Abstract

Deep Learning (DL) has become a cornerstone of modern Artificial Intelligence (AI), powering applications across healthcare, computer vision, and autonomous systems. However, executing DL inference on resource-constrained end devices—such as smartphones and IoT hardware—poses challenges due to limited computational resources, energy constraints, and real-time requirements.
This thesis addresses the optimization of DL inference on Heterogeneous Multi-Processing System-on-Chips (HMPSoCs), which integrate CPUs, GPUs, and Neural Processing Units (NPUs). It explores strategies that collaboratively utilize these processors to enhance inference efficiency in terms of latency, throughput, and power.

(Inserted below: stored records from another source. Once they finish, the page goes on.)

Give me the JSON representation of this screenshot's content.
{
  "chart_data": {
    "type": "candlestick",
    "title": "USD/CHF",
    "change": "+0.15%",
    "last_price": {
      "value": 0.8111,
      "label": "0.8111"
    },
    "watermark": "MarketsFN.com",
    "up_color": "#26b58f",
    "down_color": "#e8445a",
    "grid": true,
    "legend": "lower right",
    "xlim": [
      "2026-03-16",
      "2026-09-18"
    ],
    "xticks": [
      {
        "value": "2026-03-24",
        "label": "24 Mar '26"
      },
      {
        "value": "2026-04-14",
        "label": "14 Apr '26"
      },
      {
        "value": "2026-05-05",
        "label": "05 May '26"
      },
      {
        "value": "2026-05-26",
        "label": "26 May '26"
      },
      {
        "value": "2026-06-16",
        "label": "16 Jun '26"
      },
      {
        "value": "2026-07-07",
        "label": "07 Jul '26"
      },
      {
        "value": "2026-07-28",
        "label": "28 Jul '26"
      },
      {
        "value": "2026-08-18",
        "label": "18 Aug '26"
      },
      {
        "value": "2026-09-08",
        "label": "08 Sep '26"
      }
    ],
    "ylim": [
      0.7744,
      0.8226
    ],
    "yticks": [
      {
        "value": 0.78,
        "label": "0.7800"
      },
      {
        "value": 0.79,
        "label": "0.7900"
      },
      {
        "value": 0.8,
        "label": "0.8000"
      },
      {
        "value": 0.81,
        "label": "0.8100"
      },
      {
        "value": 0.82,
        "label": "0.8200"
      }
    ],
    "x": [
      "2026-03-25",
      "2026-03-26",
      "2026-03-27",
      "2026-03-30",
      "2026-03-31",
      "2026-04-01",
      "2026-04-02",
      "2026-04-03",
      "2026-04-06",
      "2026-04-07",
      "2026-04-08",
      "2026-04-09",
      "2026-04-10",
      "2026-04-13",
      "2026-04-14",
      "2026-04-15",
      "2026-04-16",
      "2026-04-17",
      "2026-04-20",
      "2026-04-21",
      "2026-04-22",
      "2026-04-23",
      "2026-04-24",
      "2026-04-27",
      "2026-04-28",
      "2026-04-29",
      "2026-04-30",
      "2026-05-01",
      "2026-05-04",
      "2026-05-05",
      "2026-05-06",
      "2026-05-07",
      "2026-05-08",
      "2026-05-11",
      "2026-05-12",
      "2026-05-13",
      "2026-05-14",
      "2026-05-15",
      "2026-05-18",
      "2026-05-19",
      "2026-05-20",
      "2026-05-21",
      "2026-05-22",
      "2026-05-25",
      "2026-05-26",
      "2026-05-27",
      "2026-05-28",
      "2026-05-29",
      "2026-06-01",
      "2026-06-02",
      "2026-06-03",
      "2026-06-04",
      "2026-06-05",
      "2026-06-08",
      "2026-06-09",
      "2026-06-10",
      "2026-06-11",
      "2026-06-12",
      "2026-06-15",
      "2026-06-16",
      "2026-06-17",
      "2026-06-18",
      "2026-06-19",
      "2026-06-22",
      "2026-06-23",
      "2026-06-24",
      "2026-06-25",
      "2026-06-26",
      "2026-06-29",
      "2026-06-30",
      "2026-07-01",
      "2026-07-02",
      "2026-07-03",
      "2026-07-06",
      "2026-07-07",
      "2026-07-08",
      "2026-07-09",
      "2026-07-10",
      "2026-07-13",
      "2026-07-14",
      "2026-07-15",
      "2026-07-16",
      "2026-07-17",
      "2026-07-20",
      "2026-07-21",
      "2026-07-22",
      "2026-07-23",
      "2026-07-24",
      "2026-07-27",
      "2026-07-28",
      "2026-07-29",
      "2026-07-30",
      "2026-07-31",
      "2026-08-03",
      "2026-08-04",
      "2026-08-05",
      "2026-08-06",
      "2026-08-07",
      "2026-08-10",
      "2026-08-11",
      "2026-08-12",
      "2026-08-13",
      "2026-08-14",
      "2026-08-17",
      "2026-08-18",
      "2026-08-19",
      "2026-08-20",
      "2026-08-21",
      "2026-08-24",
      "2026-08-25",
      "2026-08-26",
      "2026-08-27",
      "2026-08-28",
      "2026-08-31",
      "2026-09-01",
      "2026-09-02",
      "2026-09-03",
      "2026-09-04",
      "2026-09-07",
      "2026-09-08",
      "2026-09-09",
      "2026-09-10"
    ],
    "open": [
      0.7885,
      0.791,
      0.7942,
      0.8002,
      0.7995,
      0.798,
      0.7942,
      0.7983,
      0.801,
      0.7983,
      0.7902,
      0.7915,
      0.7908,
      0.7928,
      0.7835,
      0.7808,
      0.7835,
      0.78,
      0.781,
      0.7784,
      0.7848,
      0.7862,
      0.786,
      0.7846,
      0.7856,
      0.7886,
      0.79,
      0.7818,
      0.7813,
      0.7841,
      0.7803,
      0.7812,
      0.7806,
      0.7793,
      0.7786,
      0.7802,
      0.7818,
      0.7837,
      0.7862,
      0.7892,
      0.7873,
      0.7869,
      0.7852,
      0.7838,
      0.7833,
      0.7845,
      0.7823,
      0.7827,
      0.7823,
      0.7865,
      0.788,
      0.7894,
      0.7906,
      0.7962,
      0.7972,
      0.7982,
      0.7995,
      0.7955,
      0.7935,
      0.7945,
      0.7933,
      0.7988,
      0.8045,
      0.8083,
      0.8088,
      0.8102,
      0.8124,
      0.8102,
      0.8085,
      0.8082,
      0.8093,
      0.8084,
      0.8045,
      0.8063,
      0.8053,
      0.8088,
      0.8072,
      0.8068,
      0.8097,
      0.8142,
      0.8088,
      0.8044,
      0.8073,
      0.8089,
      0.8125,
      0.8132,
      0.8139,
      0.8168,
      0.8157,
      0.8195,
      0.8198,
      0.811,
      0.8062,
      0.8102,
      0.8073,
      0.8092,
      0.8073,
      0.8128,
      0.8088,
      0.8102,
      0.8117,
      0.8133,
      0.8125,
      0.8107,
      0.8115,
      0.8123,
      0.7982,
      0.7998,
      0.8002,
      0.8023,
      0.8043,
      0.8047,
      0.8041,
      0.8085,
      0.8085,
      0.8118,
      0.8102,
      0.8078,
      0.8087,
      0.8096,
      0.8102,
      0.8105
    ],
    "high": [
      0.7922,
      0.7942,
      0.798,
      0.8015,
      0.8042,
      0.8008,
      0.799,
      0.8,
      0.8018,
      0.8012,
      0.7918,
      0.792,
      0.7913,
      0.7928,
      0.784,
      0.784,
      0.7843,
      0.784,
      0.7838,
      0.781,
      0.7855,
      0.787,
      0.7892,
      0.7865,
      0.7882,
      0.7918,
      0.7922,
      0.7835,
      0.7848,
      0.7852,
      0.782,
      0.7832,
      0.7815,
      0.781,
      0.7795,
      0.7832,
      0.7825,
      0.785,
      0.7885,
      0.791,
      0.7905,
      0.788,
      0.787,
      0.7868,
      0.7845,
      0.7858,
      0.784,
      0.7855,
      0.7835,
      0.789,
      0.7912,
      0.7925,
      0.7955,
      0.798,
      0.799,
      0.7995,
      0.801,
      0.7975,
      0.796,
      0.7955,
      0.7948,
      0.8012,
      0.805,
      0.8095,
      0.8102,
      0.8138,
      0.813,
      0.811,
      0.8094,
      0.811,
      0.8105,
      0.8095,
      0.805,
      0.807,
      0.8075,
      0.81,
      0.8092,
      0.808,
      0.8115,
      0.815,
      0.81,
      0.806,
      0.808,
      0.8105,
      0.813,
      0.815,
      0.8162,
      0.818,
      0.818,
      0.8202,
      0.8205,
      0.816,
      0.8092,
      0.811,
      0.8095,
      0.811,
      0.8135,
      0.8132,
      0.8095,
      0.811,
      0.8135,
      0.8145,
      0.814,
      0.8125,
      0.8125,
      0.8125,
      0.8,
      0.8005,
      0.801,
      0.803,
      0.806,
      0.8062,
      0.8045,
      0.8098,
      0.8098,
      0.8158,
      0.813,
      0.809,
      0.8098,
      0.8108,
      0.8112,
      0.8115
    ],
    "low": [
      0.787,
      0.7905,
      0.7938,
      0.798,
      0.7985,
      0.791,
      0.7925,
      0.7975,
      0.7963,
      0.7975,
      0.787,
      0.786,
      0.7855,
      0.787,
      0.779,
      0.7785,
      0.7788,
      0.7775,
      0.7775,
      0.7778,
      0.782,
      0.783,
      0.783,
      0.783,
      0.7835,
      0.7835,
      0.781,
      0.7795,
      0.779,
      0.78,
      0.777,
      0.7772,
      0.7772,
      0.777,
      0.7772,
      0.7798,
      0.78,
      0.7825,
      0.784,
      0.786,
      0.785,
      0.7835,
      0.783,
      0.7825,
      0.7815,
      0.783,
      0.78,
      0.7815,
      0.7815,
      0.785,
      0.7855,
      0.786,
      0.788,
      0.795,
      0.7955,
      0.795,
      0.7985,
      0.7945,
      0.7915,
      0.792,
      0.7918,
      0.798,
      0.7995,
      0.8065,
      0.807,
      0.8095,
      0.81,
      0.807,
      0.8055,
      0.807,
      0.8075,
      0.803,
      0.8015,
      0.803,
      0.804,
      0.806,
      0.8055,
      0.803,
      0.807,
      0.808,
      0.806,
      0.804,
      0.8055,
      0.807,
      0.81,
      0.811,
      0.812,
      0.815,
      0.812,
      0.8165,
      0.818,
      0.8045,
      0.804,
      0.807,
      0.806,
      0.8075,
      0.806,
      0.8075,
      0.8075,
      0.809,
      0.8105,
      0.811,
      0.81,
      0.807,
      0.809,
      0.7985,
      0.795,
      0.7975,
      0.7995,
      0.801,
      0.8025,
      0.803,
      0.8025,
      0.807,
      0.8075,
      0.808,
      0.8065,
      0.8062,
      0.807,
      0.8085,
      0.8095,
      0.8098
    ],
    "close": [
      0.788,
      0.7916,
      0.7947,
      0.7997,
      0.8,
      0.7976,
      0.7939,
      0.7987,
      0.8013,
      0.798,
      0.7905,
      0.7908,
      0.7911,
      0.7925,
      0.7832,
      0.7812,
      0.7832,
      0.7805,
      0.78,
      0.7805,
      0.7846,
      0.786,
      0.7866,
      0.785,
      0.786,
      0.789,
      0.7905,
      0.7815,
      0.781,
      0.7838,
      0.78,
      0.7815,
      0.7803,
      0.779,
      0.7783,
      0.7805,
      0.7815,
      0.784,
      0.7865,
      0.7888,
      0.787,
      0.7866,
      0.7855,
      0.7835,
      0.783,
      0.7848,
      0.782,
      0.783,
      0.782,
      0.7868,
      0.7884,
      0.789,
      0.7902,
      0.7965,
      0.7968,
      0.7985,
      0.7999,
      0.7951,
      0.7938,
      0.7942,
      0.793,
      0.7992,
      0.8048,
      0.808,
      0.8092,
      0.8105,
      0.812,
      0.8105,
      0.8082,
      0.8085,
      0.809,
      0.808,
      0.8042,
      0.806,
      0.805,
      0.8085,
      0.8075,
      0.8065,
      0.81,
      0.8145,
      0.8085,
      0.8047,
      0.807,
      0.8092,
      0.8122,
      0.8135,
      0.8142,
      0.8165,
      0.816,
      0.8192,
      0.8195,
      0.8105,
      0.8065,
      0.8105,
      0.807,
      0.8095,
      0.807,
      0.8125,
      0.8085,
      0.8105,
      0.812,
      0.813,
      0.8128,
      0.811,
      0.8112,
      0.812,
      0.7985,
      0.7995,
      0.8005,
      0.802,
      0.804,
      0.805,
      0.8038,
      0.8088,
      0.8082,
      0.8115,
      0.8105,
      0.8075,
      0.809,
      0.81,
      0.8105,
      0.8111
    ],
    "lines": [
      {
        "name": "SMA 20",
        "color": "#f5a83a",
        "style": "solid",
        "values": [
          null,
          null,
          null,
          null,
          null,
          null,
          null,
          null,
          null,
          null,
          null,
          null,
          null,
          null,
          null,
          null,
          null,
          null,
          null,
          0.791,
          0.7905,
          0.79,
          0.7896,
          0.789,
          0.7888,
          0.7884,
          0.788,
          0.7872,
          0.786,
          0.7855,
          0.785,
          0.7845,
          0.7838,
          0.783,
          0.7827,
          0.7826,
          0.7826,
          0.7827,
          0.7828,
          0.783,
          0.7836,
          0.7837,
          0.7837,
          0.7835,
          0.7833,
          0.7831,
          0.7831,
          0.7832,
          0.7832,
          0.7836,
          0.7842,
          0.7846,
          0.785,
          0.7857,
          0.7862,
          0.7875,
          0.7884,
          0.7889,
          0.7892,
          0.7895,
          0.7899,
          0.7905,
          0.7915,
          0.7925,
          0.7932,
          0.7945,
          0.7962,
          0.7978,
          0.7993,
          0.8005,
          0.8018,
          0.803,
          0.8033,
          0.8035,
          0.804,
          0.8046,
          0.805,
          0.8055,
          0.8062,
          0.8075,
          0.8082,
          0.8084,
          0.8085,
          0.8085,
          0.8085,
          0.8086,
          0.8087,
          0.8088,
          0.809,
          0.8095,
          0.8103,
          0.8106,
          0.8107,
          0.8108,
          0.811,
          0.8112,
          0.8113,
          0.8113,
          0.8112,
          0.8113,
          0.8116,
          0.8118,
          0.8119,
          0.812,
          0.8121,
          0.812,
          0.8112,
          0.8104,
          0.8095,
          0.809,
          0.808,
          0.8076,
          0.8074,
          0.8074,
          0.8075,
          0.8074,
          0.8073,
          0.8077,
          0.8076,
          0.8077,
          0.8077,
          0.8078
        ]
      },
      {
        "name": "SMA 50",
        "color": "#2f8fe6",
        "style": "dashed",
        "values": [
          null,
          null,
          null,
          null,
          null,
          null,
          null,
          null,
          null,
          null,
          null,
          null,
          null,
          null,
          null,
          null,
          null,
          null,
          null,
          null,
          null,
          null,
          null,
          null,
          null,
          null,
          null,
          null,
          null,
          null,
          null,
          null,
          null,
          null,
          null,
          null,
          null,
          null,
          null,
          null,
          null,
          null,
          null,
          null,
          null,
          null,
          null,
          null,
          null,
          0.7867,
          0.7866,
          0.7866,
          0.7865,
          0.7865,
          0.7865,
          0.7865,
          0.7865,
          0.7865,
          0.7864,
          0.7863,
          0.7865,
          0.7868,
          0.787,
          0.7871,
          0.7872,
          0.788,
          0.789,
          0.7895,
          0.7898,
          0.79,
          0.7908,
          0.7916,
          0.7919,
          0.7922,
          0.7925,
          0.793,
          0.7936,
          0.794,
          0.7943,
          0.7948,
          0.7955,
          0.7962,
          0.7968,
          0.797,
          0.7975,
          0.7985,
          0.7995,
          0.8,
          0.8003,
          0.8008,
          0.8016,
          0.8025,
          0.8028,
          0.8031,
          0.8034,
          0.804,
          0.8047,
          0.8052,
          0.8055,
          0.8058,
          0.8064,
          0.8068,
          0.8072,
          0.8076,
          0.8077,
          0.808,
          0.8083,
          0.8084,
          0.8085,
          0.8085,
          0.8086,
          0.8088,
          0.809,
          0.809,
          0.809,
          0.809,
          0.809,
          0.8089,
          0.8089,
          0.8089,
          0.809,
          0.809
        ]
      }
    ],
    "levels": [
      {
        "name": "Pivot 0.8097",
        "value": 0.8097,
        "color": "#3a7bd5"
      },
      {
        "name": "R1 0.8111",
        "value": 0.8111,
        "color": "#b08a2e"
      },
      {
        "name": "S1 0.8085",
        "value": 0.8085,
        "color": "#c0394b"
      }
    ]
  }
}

A layer-wise switching strategy is proposed to assign each layer of a DL model to the processor that minimizes inference latency, improving responsiveness for time-sensitive applications like AR/VR. To enhance power efficiency, Dynamic Voltage and Frequency Scaling (DVFS) is combined with layer-switching, ensuring performance within battery constraints. Additionally, selective quantization is introduced to leverage NPUs without sacrificing model accuracy, assigning quantized and full-precision layers to appropriate processors. For throughput, a pipelined execution approach partitions models across CPU clusters, GPUs, and NPUs to process frames concurrently, meeting high FPS demands.
As a key outcome, the ARM-CO-UP framework is developed to support profiling, processor switching, pipelining, and DVFS, enabling flexible and cooperative execution across processors.
This work contributes toward enabling efficient DL deployment on everyday devices, balancing performance, energy, and accuracy. The proposed methods and framework provide a practical foundation for continued research in efficient AI computing at the edge.